This wire service article is dated a hundred years ago today, October 6, 1920. Although the headline says “radio,” it appears that the system actually used an AF signal. The cable lying in the channel was the primary of a large transformer, and the coil in the ship was the secondary.
RADIO GUIDES ‘BLINDED’ SHIP FIFTEEN MILES
Dots and Dashes of New Invention Thwart Ambrose Channel Perils.
FIRST TEST AMAZING
Navy Proves Value of Device Young Californian Has Developed.
(By Universal Service.)
New York, Oct. 6.
With the glass front of the bridge completely covered with heavy canvas, rendering him blind to all intents and purposes, Commander H. H. Norton, U. S. N., this afternoon piloted the I destroyer Semmes through the narrow, devious ways of Ambrose Channel from the Ambrose light to Fort Lafayette, a distance of 15 miles.
The only thing he had to guide him was the monotonous click of a few dots and dashes repeating over and over again, a million times, the one word, n-a-v-y.
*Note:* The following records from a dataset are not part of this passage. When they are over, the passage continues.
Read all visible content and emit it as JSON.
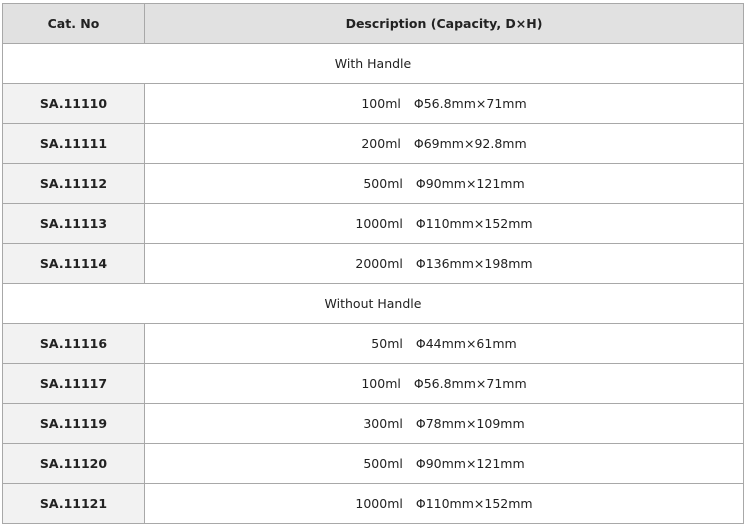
{
  "header": {
    "cat_no": "Cat. No",
    "description": "Description (Capacity, D×H)"
  },
  "sections": [
    {
      "title": "With Handle",
      "rows": [
        {
          "cat": "SA.11110",
          "capacity": "100ml",
          "dimensions": "Φ56.8mm×71mm"
        },
        {
          "cat": "SA.11111",
          "capacity": "200ml",
          "dimensions": "Φ69mm×92.8mm"
        },
        {
          "cat": "SA.11112",
          "capacity": "500ml",
          "dimensions": "Φ90mm×121mm"
        },
        {
          "cat": "SA.11113",
          "capacity": "1000ml",
          "dimensions": "Φ110mm×152mm"
        },
        {
          "cat": "SA.11114",
          "capacity": "2000ml",
          "dimensions": "Φ136mm×198mm"
        }
      ]
    },
    {
      "title": "Without Handle",
      "rows": [
        {
          "cat": "SA.11116",
          "capacity": "50ml",
          "dimensions": "Φ44mm×61mm"
        },
        {
          "cat": "SA.11117",
          "capacity": "100ml",
          "dimensions": "Φ56.8mm×71mm"
        },
        {
          "cat": "SA.11119",
          "capacity": "300ml",
          "dimensions": "Φ78mm×109mm"
        },
        {
          "cat": "SA.11120",
          "capacity": "500ml",
          "dimensions": "Φ90mm×121mm"
        },
        {
          "cat": "SA.11121",
          "capacity": "1000ml",
          "dimensions": "Φ110mm×152mm"
        }
      ]
    }
  ],
  "colors": {
    "header_bg": "#e1e1e1",
    "cat_bg": "#f2f2f2",
    "border": "#a8a8a8"
  }
}
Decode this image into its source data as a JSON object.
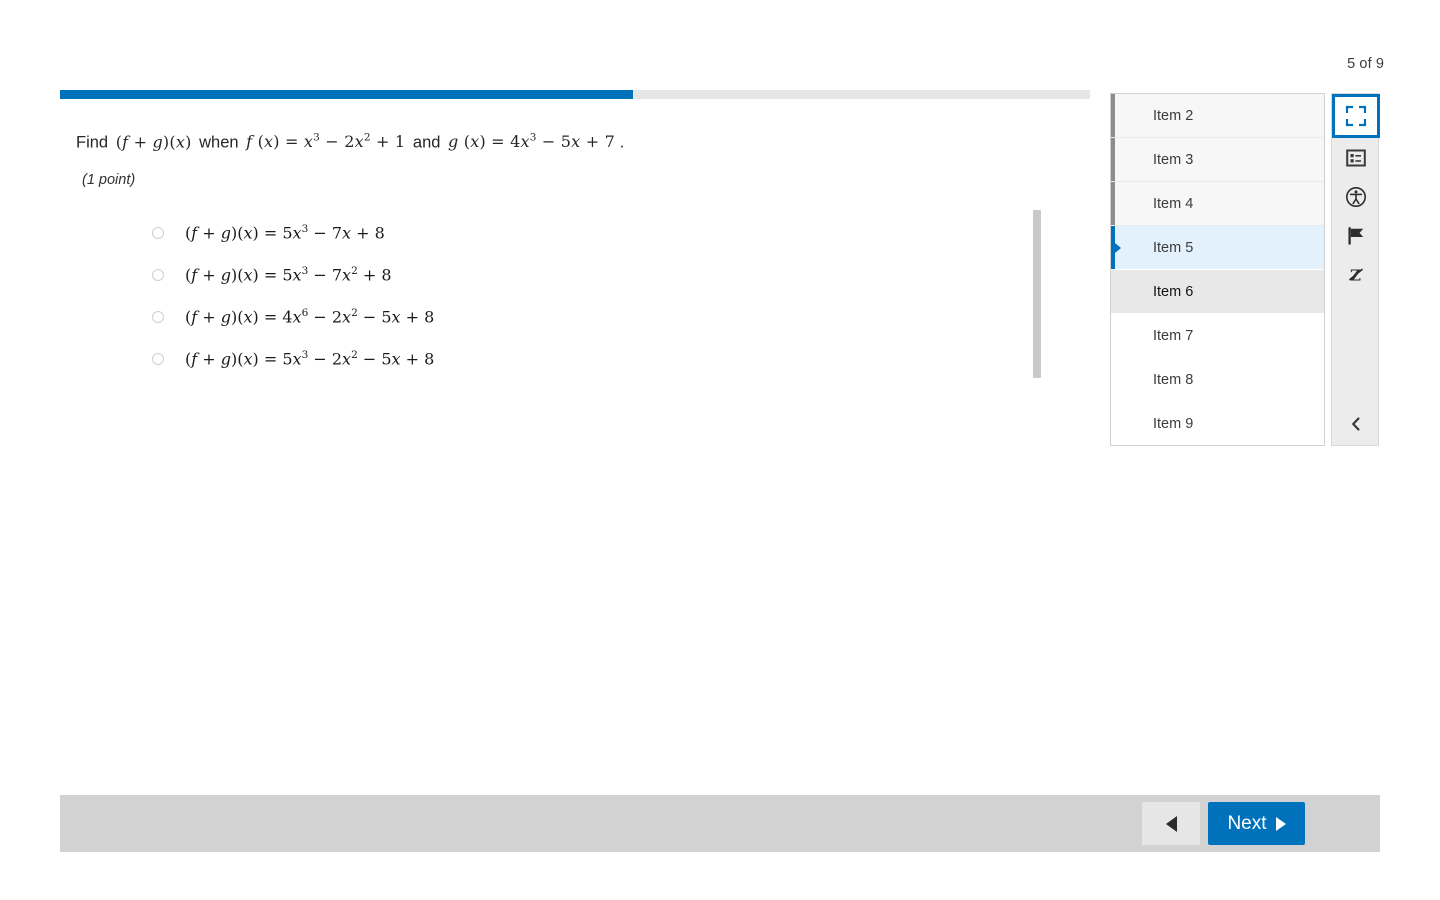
{
  "header": {
    "counter": "5 of 9"
  },
  "progress": {
    "percent": 55.6,
    "fill_color": "#0072bc",
    "track_color": "#e6e6e6"
  },
  "question": {
    "prompt_prefix": "Find",
    "prompt_mid": "when",
    "prompt_and": "and",
    "function_sum": "(f + g)(x)",
    "f_definition": "f(x) = x³ − 2x² + 1",
    "g_definition": "g(x) = 4x³ − 5x + 7",
    "points_label": "(1 point)",
    "options": [
      {
        "id": "a",
        "text": "(f + g)(x) = 5x³ − 7x + 8",
        "selected": false
      },
      {
        "id": "b",
        "text": "(f + g)(x) = 5x³ − 7x² + 8",
        "selected": false
      },
      {
        "id": "c",
        "text": "(f + g)(x) = 4x⁶ − 2x² − 5x + 8",
        "selected": false
      },
      {
        "id": "d",
        "text": "(f + g)(x) = 5x³ − 2x² − 5x + 8",
        "selected": false
      }
    ]
  },
  "item_nav": {
    "items": [
      {
        "label": "Item 2",
        "state": "visited"
      },
      {
        "label": "Item 3",
        "state": "visited"
      },
      {
        "label": "Item 4",
        "state": "visited"
      },
      {
        "label": "Item 5",
        "state": "selected"
      },
      {
        "label": "Item 6",
        "state": "hovered"
      },
      {
        "label": "Item 7",
        "state": "default"
      },
      {
        "label": "Item 8",
        "state": "default"
      },
      {
        "label": "Item 9",
        "state": "default"
      }
    ]
  },
  "tools": {
    "buttons": [
      {
        "icon": "fullscreen-icon",
        "active": true
      },
      {
        "icon": "item-list-icon",
        "active": false
      },
      {
        "icon": "accessibility-icon",
        "active": false
      },
      {
        "icon": "flag-icon",
        "active": false
      },
      {
        "icon": "strikethrough-icon",
        "active": false
      }
    ],
    "collapse_icon": "chevron-left-icon"
  },
  "footer": {
    "prev_icon": "triangle-left-icon",
    "next_label": "Next",
    "next_icon": "triangle-right-icon",
    "next_color": "#0072bc"
  }
}
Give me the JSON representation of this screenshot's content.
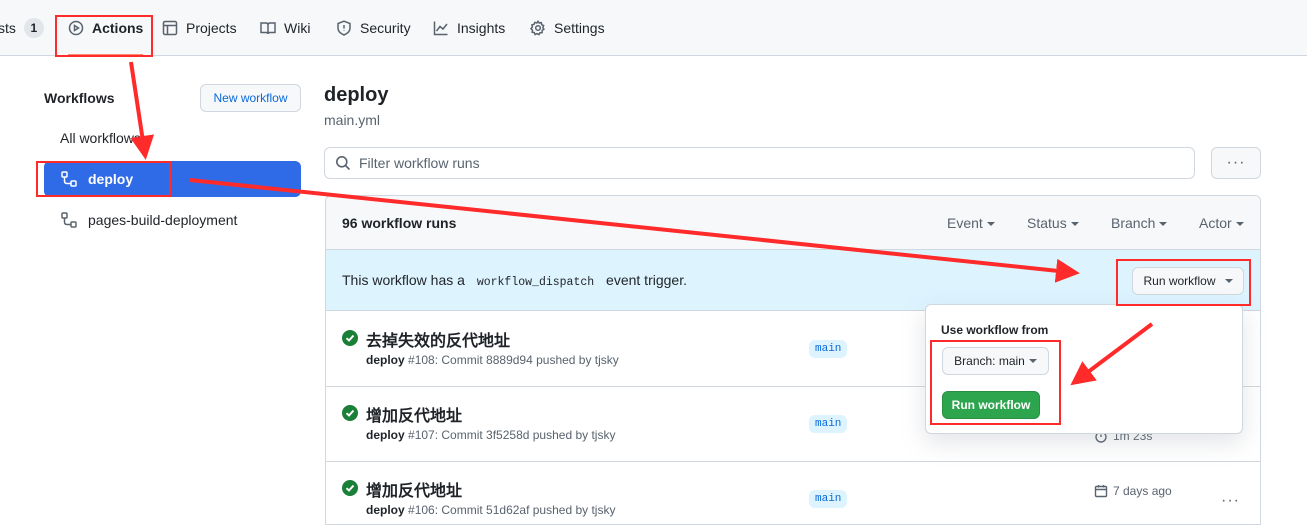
{
  "nav": {
    "tabs": [
      {
        "label": "sts",
        "counter": "1"
      },
      {
        "label": "Actions"
      },
      {
        "label": "Projects"
      },
      {
        "label": "Wiki"
      },
      {
        "label": "Security"
      },
      {
        "label": "Insights"
      },
      {
        "label": "Settings"
      }
    ]
  },
  "sidebar": {
    "title": "Workflows",
    "new_workflow": "New workflow",
    "all_workflows": "All workflows",
    "items": [
      {
        "label": "deploy"
      },
      {
        "label": "pages-build-deployment"
      }
    ]
  },
  "main": {
    "title": "deploy",
    "subtitle": "main.yml",
    "search_placeholder": "Filter workflow runs",
    "more": "···",
    "runs_count": "96 workflow runs",
    "filters": [
      "Event",
      "Status",
      "Branch",
      "Actor"
    ],
    "dispatch": {
      "prefix": "This workflow has a",
      "code": "workflow_dispatch",
      "suffix": "event trigger.",
      "button": "Run workflow"
    },
    "runs": [
      {
        "title": "去掉失效的反代地址",
        "workflow": "deploy",
        "meta": "#108: Commit 8889d94 pushed by tjsky",
        "branch": "main"
      },
      {
        "title": "增加反代地址",
        "workflow": "deploy",
        "meta": "#107: Commit 3f5258d pushed by tjsky",
        "branch": "main",
        "duration": "1m 23s"
      },
      {
        "title": "增加反代地址",
        "workflow": "deploy",
        "meta": "#106: Commit 51d62af pushed by tjsky",
        "branch": "main",
        "date": "7 days ago"
      }
    ]
  },
  "dropdown": {
    "label": "Use workflow from",
    "branch_button": "Branch: main",
    "run_button": "Run workflow"
  },
  "colors": {
    "accent_red": "#ff2a2a",
    "selected_blue": "#2f6be6",
    "success_green": "#2da44e"
  }
}
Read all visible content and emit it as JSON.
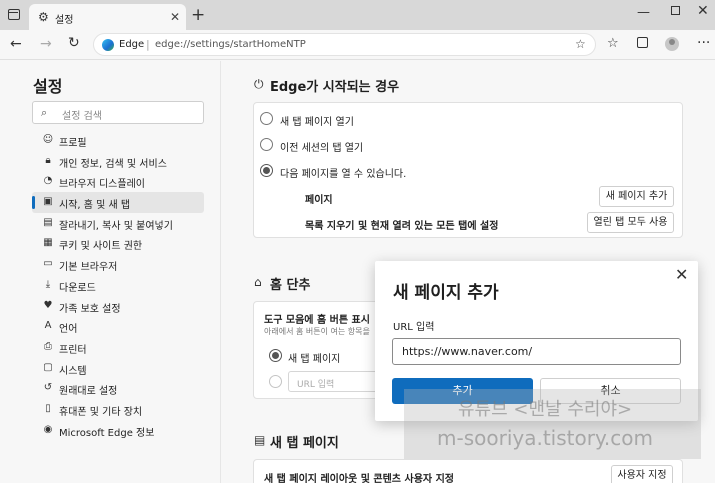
{
  "browser": {
    "tab_title": "설정",
    "site_name": "Edge",
    "url": "edge://settings/startHomeNTP"
  },
  "sidebar": {
    "title": "설정",
    "search_placeholder": "설정 검색",
    "items": [
      {
        "label": "프로필",
        "icon": "person-icon"
      },
      {
        "label": "개인 정보, 검색 및 서비스",
        "icon": "lock-icon"
      },
      {
        "label": "브라우저 디스플레이",
        "icon": "palette-icon"
      },
      {
        "label": "시작, 홈 및 새 탭",
        "icon": "home-tab-icon",
        "active": true
      },
      {
        "label": "잘라내기, 복사 및 붙여넣기",
        "icon": "clipboard-icon"
      },
      {
        "label": "쿠키 및 사이트 권한",
        "icon": "cookie-icon"
      },
      {
        "label": "기본 브라우저",
        "icon": "browser-icon"
      },
      {
        "label": "다운로드",
        "icon": "download-icon"
      },
      {
        "label": "가족 보호 설정",
        "icon": "family-icon"
      },
      {
        "label": "언어",
        "icon": "language-icon"
      },
      {
        "label": "프린터",
        "icon": "printer-icon"
      },
      {
        "label": "시스템",
        "icon": "system-icon"
      },
      {
        "label": "원래대로 설정",
        "icon": "reset-icon"
      },
      {
        "label": "휴대폰 및 기타 장치",
        "icon": "phone-icon"
      },
      {
        "label": "Microsoft Edge 정보",
        "icon": "edge-icon"
      }
    ]
  },
  "startup": {
    "title": "Edge가 시작되는 경우",
    "options": [
      "새 탭 페이지 열기",
      "이전 세션의 탭 열기",
      "다음 페이지를 열 수 있습니다."
    ],
    "selected": 2,
    "pages_label": "페이지",
    "add_page_button": "새 페이지 추가",
    "clear_label": "목록 지우기 및 현재 열려 있는 모든 탭에 설정",
    "use_all_tabs_button": "열린 탭 모두 사용"
  },
  "home": {
    "title": "홈 단추",
    "toolbar_label": "도구 모음에 홈 버튼 표시",
    "toolbar_sub": "아래에서 홈 버튼이 여는 항목을",
    "option_new_tab": "새 탭 페이지",
    "url_placeholder": "URL 입력"
  },
  "newtab": {
    "title": "새 탭 페이지",
    "customize_label": "새 탭 페이지 레이아웃 및 콘텐츠 사용자 지정",
    "customize_button": "사용자 지정"
  },
  "dialog": {
    "title": "새 페이지 추가",
    "field_label": "URL 입력",
    "field_value": "https://www.naver.com/",
    "add_button": "추가",
    "cancel_button": "취소"
  },
  "watermark": {
    "line1": "유튜브 <맨날 수리야>",
    "line2": "m-sooriya.tistory.com"
  },
  "colors": {
    "accent": "#0f6cbd",
    "background": "#f7f7f7"
  }
}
But as long as he heard it, he knew I he was on the-right course.
If the sound grew slightly faint, he would turn a little lever right and left which accentuated or diminished the sound. That would show him that he was going either to the right or left of the center of the channel. Then he would turn the ship’s nose in the proper direction again.
Past the dangerous bend in the channel just off Roamer shoals, where many a pilot has met disaster, Commander Norton guided the Semmes as straight as a die along the center of the ships’ roadbed. Then, approaching Fort Lefayette, with hundreds of ships of all descriptions on every side he continued triumphantly on his sightless way.
Pilot System’s Flrst Test.
The occasion was the first test by the government of the radio piloting cable system, the invention of Earl C. Hanson. 28 years old, of Los Angeles. The test was arranged by Comdr. R. F. McDonnell, in charge of the government’s radio system
and was witnessed by a score of other naval officers, expert electricians and engineers.During the war there was much comment as to just how the warships were able to move through the mine infested waters. Just recently it has become known that they operated by a system of audio frequency sound waves. Young Hanson, who is connected with the Navy Department, decided that the idea could be made practical for guiding ships through narrow channels when fog rendered them useless and tied up all shipping. The Navy Department thought so well of the idea that a year ago it took over Hanson’s idea to complete its development.
For months past they have been busy laving an insulated electric cable along the entire length of Ambrose Channel. It required 87,000 feet of cable. One terminal of the generator producing the alternating current is connected at the shore and to a ground current. The other terminal is grounded at the bottom of the channel. Although the cable is fully insulated, it is a fundamental law of electricity that any conductor carrying an electric current produces a magnetic field around the conductor.
Copper wire on Board.
Aboard the Semmes (the only ship yet equipped to use the new invention) are two coils of copper wire on the bow.
These coils pick up the electric current and transmit it to a small set of amplifiers. Attached to these is an ordinary set of telephone receivers. From the shore end at Fort Hamilton is an automatic device which spells out “Navy.’
When a ship reaches the mouth of the harbor it picks up the sound within a thousand feet on either side of the actual location of the cable. Then, if the fog be so thick that the pilot cannot see ten feet on either side of him, he follows the sound, which gets louder and louder as he approaches. When he is astride the cable, all he has to do is to follow it, as simply as a blind man would follow a string stretched along the length of Broadway. Commander McConnell declared yesterday that if the system had been in operation during the dense fog which held up hundreds of ships outside the harbor last week, every one of them would have made their docks without an hour’s delay.
This clipping is from the Washington Herald, October 7, 1920.